Basically, it's pretty clear that I need to have surgery at this point. 1) to patch up my left ear so that it doesn't have that huge hole in it and 2) to make it so that my eardrums aren't caved in any more.

So I get the surgery on my ears. I'm knocked out the whole time, since getting your head cut open is painful. They get rid of that stuff that was blocking up my ears (the stuff I mentioned a few paragraphs ago) as well as patch up my ear. And now I have eartubes.

I can hear so much better now, which I am grateful for, but the few weeks after the surgery really sucked. For about three days after I couldn't leave the bed because I was just so tired. I also had to take some pain pills because well.. As I said before, getting your head cut open hurts!

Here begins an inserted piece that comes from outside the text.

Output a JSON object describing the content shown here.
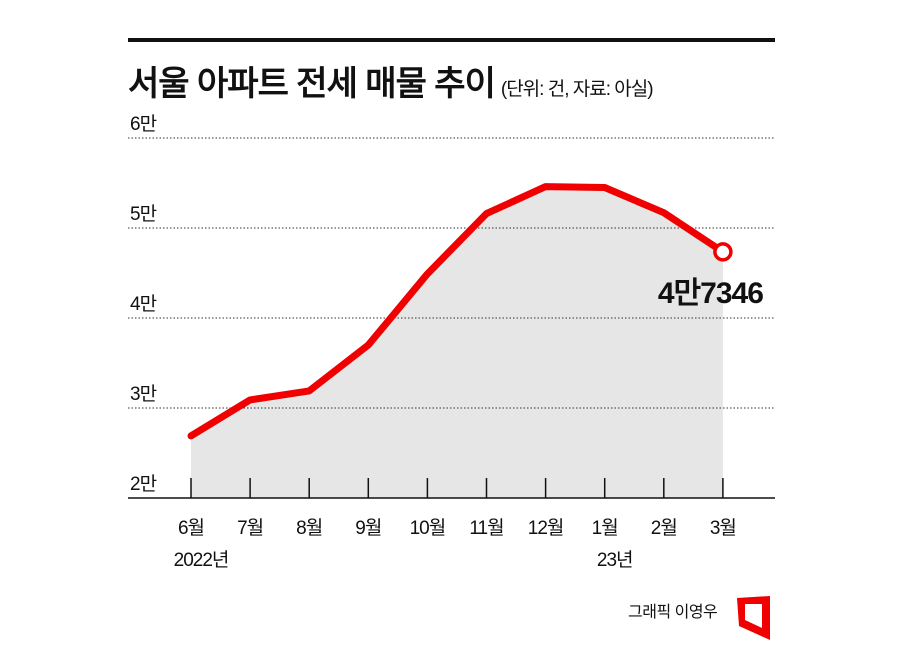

The pain pills really sucked though. They're narcotic, so they made me feel pretty good and happy while I was taking them.. but when I went to school people would look at me funny and my professor even glared at me because I was obviously drugged up and well.. people generally assume the worst.

And the part that really sucked about them was the withdrawl I got when I stopped taking them. For every short, fleeting moment of joy I got from those pills, I paid heavily with bouts of moodyness, depression, and uncontrollable shaking. It took me a while to figure out what was happening, but by that time I had already earned a place on a few people's block list for being.. less than considerate, creepy, or a jerk. Heck, the ONLY reason I didn't go to that Blazer Tag meet was the fact that I didn't want to lose what friends I had for being a moody asshole. I feel like apologizing to the few people I treated poorly at that time but.. well maybe it's better if I just left them alone.

Yeah, I will never be a druggie, because withdrawl sucks. I might drink, but narcotics are not for me.